Sophia makes poor decisions regarding men. She ends up alone and pregnant with her first daughter, Eva. Her second relationship she is a victim of domestic abuse from Carlos, who continually beats and abuses her and her children for 25 years. She has a child almost every other year and her life is a living hell.

Eva’s life is not going as expected. She is abandoned with two children. She is determined to rise above her adversities while trying to help her mother escape abuse from Carlos.

Does Eva succeed? Does Sophia have any part in the plan? Does either woman find real love?

Burroughs writes with such intensity and you feel what each character is going through on each and every page. She states the book is inspired by a series of true stories. I feel this enhances the reader’s expectations.

The story ends in 1960 and I am hoping for a sequel! Sophia and Eva, along with their families, have come a long way since 1918. I want to follow their lives and I have no doubt all readers who enjoy She Had No Choice will agree.

Book Review by Mary Crocco

Thursday, November 10, 2011

The Dig: Zoe and Zeus by Audrey Hart

Greek Mythology has never been more entertaining than in Audrey Hart’s novel, The Dig: Zoe and Zeus.

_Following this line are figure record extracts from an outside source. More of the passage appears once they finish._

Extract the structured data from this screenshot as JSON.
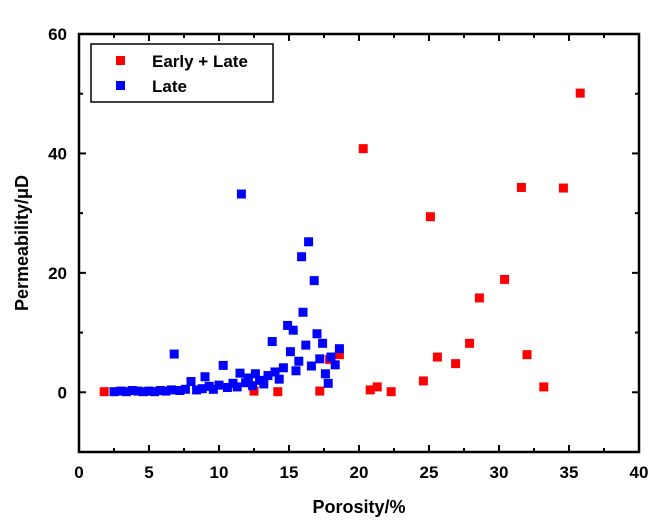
{
  "chart_data": {
    "type": "scatter",
    "xlabel": "Porosity/%",
    "ylabel": "Permeability/μD",
    "xlim": [
      0,
      40
    ],
    "ylim": [
      -10,
      60
    ],
    "xticks": [
      0,
      5,
      10,
      15,
      20,
      25,
      30,
      35,
      40
    ],
    "yticks": [
      0,
      20,
      40,
      60
    ],
    "grid": false,
    "legend_position": "top-left",
    "series": [
      {
        "name": "Early + Late",
        "color": "#ff0000",
        "points": [
          [
            1.8,
            0.1
          ],
          [
            12.5,
            0.2
          ],
          [
            14.2,
            0.1
          ],
          [
            17.2,
            0.2
          ],
          [
            17.9,
            5.5
          ],
          [
            18.6,
            6.3
          ],
          [
            20.3,
            40.8
          ],
          [
            20.8,
            0.4
          ],
          [
            21.3,
            0.9
          ],
          [
            22.3,
            0.1
          ],
          [
            24.6,
            1.9
          ],
          [
            25.1,
            29.4
          ],
          [
            25.6,
            5.9
          ],
          [
            26.9,
            4.8
          ],
          [
            27.9,
            8.2
          ],
          [
            28.6,
            15.8
          ],
          [
            30.4,
            18.9
          ],
          [
            31.6,
            34.3
          ],
          [
            32.0,
            6.3
          ],
          [
            33.2,
            0.9
          ],
          [
            34.6,
            34.2
          ],
          [
            35.8,
            50.1
          ]
        ]
      },
      {
        "name": "Late",
        "color": "#0000ff",
        "points": [
          [
            2.5,
            0.1
          ],
          [
            3.0,
            0.2
          ],
          [
            3.4,
            0.1
          ],
          [
            3.8,
            0.3
          ],
          [
            4.2,
            0.2
          ],
          [
            4.6,
            0.1
          ],
          [
            5.0,
            0.2
          ],
          [
            5.4,
            0.1
          ],
          [
            5.8,
            0.3
          ],
          [
            6.2,
            0.2
          ],
          [
            6.6,
            0.4
          ],
          [
            6.8,
            6.4
          ],
          [
            7.2,
            0.3
          ],
          [
            7.6,
            0.5
          ],
          [
            8.0,
            1.8
          ],
          [
            8.4,
            0.4
          ],
          [
            8.8,
            0.6
          ],
          [
            9.0,
            2.6
          ],
          [
            9.3,
            1.0
          ],
          [
            9.6,
            0.5
          ],
          [
            10.0,
            1.2
          ],
          [
            10.3,
            4.5
          ],
          [
            10.6,
            0.8
          ],
          [
            11.0,
            1.5
          ],
          [
            11.3,
            0.9
          ],
          [
            11.5,
            3.2
          ],
          [
            11.6,
            33.2
          ],
          [
            11.9,
            1.6
          ],
          [
            12.1,
            2.4
          ],
          [
            12.4,
            1.1
          ],
          [
            12.6,
            3.1
          ],
          [
            12.9,
            2.0
          ],
          [
            13.2,
            1.4
          ],
          [
            13.5,
            2.8
          ],
          [
            13.8,
            8.5
          ],
          [
            14.0,
            3.4
          ],
          [
            14.3,
            2.2
          ],
          [
            14.6,
            4.1
          ],
          [
            14.9,
            11.2
          ],
          [
            15.1,
            6.8
          ],
          [
            15.3,
            10.4
          ],
          [
            15.5,
            3.6
          ],
          [
            15.7,
            5.2
          ],
          [
            15.9,
            22.7
          ],
          [
            16.0,
            13.4
          ],
          [
            16.2,
            7.9
          ],
          [
            16.4,
            25.2
          ],
          [
            16.6,
            4.4
          ],
          [
            16.8,
            18.7
          ],
          [
            17.0,
            9.8
          ],
          [
            17.2,
            5.6
          ],
          [
            17.4,
            8.2
          ],
          [
            17.6,
            3.1
          ],
          [
            17.8,
            1.5
          ],
          [
            18.0,
            5.9
          ],
          [
            18.3,
            4.6
          ],
          [
            18.6,
            7.3
          ]
        ]
      }
    ]
  }
}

Hart integrates values and morals for the young adult readers while taking all her readers on a journey back in time, 3,000 years to be exact. The year is 1000 BC, and the place is Crete, an island in Greece.

Zoe is a 17-year-old teenager who attends Greeley Academy, a boarding school in Connecticut. She is a loner with a laissez-faire attitude about her appearance, such as her cowlick and her smile. She doesn’t like groups and she feels like an outcast most of the time. She has trust issues, but she does have a best friend, CeeCee, who has a different way of seeing and doing things, especially when it comes to boys, but nevertheless they are best friends.

Zoe lost her parents when she was 12 years old and her Aunt Sophia and Uncle Alex look out for her. She loves them both very much. Aunt Sophia and Uncle Alex wait for Zoe to arrive in Greece for her seventh annual archaeological dig. Being the loner that she he is, Zoe is looking forward to being alone and doing what she loves best, getting down and dirty in a dig.

But this is not the archaeological dig Zoe expected. She ends up traveling through time to the year 1000 BC, where she is a goddess who possesses magical powers. She meets all the other Greek gods, goddesses, nymphs and more in the Kocaba forest. Now keep in mind, Zoe doesn’t like Greek mythology. She thinks the gods are unlikable, impulsive, and egotistical. Then she meets Zeus, who ends up . . . well; you must read the book to find out!

There are outstanding subliminal messages hidden in The Dig: Zoe and Zeus. They address friendship, trust, self-esteem, bullying, and love, just to name a few. Hart integrates academic lessons learned in school that students believe have no relevance. She introduces new vocabulary and endless metaphors to enjoy. She uses current TV shows and pop culture to keep the young reader interested.

I recommend The Dig: Zoe and Zeus for readers of all ages. Young adults will truly enjoy this adventure while secretly learning life lessons. Adults will appreciate the humor Audrey Hart sneaks in just for us, such as the reference to the Three Stooges!

I look forward to the second book in this trilogy!